There is one deduction on page 14 I don't seem to be able to understand. It has been established that the increment of the functional can be expressed as:
$$\Delta J = \int_a^b \left[F\left(x, y+h, y^\prime + h^\prime\right) - F\left(x, y, y^\prime\right)\right] dx$$
This is supposedly equal to:
$$\int_a^b \left[F_y\left(x, y, y^\prime\right) h + F_{y^\prime} \left(x, y, y^\prime\right) h^\prime\right] dx + \cdots$$
Here, the dots "denote terms of order higher than 1 relative to $h$ and $h^\prime$" and this is supposed to (easily) follow from Taylor's theorem, but I don't see how.
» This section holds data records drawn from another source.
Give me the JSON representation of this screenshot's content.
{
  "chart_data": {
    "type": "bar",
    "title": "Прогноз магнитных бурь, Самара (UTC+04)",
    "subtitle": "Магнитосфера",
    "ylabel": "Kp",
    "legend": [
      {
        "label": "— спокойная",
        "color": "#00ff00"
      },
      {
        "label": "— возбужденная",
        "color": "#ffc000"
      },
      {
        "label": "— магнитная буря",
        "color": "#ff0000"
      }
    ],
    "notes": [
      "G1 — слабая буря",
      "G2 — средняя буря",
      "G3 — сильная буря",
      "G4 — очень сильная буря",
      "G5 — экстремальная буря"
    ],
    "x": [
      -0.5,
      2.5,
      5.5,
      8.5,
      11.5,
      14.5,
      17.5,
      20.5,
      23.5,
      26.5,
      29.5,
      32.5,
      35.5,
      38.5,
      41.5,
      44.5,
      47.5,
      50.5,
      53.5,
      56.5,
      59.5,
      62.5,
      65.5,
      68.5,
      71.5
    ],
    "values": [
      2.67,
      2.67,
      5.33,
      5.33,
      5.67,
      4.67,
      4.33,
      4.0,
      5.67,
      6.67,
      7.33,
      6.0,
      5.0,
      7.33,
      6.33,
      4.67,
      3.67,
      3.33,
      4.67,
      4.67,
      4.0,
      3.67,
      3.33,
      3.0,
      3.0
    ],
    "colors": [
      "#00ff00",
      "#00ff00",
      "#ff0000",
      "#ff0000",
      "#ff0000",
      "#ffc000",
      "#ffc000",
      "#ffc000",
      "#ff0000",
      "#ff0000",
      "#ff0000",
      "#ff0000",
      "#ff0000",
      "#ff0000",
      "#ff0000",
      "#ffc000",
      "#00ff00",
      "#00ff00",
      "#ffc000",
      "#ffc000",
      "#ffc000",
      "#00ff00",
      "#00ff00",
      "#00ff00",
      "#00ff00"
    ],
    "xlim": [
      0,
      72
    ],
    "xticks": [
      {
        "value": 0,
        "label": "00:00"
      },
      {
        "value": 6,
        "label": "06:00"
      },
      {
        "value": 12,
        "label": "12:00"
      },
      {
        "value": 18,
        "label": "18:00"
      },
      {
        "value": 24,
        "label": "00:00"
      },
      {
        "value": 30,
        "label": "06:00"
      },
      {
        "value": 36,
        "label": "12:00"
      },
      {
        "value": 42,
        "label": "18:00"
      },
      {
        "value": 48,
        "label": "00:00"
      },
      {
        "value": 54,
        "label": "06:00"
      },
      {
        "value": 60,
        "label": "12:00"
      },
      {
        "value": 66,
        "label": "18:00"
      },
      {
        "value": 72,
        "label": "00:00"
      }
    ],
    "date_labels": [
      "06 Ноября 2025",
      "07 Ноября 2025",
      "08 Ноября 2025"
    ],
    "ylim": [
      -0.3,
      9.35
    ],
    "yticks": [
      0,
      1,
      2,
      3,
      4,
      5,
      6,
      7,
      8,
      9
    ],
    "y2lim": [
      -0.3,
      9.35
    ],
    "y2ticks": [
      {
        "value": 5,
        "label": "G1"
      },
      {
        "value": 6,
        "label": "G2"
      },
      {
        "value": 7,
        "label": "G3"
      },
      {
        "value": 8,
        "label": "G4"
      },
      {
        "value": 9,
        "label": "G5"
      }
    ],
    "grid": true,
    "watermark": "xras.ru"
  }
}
Can anyone explain this step to me?
Ah, misreading the text tripped me up. I edited in a missing prime, and with @jlammy's comment, everything makes sense now. We are evaluating $J[y] = \int_a^b F(x, y, y')\ dx$ at $J[y+h] = \int_a^b F(x, y+h, y'+h')\ dx$, and as far as the Taylor polynomial is concerned, we expand $T_1F$ around $(x,y,y')$. This gives:
\begin{align} T_1F &= F(x, y, y') \\ &\phantom{=} + \frac{\delta F}{\delta x}(x, y, y') (x-x) + \frac{\delta F}{\delta y}(x, y, y') (y+h-y) + \frac{\delta F}{\delta y'}(x, y, y') (y'+h'-y') \\ &= F(x, y, y') + \frac{\delta F}{\delta y}(x, y, y') h + \frac{\delta F}{\delta y'}(x, y, y') h' \end{align}
So $F(x, y+h, y'+h') = F(x, y, y') + \frac{\delta F}{\delta y}(x, y, y') h + \frac{\delta F}{\delta y'}(x, y, y') h' + \cdots$
Now,
\begin{align} \Delta J = J[y+h]-J[y] &= \int_a^b F(x, y+h, y'+h') - F(x, y, y')\ dx \\ &= \int_a^b F(x, y, y') + \frac{\delta F}{\delta y}(x, y, y') h + \frac{\delta F}{\delta y'}(x, y, y') h' - F(x, y, y') \ dx + \cdots \\ &= \int_a^b \frac{\delta F}{\delta y}(x, y, y') h + \frac{\delta F}{\delta y'}(x, y, y') h'\ dx + \cdots \end{align}